Alas! I'd imagine there would be some "#ifdef WIN32". But thanks for responding.

-- Eirik

-----Original Message-----
From: Tom Lane <tgl(at)sss(dot)pgh(dot)pa(dot)us>
Sent: Monday, March 15, 2021 12:06 PM
To: Eirik Bakke <ebakke(at)ultorg(dot)com>
Cc: pgsql-bugs(at)lists(dot)postgresql(dot)org
Subject: Re: BUG #16926: initdb fails on Windows when binary path contains certain non-ASCII characters

Eirik Bakke <ebakke(at)ultorg(dot)com> writes:
> The installation path can certainly be represented in UTF-8, but a character set conversion is necessary. Wouldn't "SET CLIENT_ENCODING" accomplish this?
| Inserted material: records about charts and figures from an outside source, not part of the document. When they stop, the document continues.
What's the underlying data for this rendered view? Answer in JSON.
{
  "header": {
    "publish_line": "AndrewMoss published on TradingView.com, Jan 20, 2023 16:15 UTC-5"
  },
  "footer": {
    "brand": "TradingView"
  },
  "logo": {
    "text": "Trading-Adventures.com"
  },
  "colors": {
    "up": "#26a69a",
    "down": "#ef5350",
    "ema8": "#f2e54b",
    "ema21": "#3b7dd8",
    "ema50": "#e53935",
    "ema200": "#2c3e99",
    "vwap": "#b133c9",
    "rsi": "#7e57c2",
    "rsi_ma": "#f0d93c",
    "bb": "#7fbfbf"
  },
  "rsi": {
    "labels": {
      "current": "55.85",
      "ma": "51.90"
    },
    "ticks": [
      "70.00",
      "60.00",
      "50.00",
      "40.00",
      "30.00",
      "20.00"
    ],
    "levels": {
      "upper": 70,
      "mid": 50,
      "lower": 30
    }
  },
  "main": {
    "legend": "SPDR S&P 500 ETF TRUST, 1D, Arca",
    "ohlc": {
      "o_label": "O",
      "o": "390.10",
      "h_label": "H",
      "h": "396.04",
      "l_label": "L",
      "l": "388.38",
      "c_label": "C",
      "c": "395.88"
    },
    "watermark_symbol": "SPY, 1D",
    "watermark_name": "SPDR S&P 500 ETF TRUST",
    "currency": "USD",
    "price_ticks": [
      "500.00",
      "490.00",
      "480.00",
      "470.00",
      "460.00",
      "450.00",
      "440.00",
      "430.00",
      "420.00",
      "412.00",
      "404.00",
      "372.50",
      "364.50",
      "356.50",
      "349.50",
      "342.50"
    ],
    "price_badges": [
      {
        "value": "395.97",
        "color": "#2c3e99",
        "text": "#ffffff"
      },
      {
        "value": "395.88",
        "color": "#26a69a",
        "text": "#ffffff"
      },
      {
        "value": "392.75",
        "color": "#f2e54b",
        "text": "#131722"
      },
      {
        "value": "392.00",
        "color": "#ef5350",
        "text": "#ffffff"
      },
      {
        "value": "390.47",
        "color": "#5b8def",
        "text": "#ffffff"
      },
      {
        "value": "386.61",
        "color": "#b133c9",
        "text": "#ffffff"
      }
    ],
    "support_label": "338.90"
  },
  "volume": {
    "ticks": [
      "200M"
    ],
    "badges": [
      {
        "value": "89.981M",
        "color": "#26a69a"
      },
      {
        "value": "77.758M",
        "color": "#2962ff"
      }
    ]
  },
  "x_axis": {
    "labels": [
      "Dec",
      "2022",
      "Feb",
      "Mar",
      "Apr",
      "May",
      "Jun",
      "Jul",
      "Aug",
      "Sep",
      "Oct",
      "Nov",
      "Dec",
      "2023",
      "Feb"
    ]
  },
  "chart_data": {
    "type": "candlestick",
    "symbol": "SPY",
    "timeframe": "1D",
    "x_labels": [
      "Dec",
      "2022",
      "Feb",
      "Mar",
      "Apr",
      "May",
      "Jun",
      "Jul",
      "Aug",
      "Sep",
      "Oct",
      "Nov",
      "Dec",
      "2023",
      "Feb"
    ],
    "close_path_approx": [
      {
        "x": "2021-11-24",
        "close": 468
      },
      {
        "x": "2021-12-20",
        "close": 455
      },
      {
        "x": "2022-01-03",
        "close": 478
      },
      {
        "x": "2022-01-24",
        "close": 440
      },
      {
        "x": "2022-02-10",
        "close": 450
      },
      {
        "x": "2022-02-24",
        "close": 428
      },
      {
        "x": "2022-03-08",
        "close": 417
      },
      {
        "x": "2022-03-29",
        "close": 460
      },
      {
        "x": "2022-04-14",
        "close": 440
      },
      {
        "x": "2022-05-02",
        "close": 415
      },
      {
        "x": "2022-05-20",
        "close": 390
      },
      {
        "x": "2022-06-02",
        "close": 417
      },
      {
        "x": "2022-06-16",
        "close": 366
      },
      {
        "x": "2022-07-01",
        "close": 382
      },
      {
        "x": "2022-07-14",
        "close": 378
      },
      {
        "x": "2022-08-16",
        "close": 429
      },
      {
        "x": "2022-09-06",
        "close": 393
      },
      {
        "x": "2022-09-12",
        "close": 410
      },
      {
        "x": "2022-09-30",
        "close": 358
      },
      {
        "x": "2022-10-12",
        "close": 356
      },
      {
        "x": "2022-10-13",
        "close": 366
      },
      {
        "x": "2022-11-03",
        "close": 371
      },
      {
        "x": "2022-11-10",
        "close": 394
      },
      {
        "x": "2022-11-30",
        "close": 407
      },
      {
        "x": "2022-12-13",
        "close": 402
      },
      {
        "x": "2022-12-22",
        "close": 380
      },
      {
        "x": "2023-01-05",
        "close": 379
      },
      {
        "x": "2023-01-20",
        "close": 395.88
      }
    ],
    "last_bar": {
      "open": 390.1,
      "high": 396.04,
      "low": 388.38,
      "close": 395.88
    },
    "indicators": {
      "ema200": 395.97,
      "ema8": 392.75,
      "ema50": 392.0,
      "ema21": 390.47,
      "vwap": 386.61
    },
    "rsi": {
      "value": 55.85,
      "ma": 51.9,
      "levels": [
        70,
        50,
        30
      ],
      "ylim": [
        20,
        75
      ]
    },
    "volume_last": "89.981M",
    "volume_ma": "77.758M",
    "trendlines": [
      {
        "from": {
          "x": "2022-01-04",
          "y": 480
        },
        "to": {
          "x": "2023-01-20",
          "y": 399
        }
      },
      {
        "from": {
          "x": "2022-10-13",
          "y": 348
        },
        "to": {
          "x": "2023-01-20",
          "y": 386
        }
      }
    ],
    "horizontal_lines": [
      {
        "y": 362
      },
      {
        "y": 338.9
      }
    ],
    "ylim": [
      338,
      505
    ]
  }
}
For example, couldn't initdb in this case do a "SET CLIENT_ENCODING TO 'Windows-1252'" before issuing the COPY command?

The issues are (1) how should initdb know that the path name ought to be taken as WIN1252, rather than some other encoding? And then (2) how should the backend know that it must convert the path-name-represented-
in-UTF8 to WIN1252 before passing it to the file system? The lack of any standardization about what encoding file names are in is the core of the difficulty.

I don't know much about Windows, so it's possible that there actually are platform-specific ways to answer these questions. But it's a generic problem, and we're unlikely to be interested in building a single-platform fix.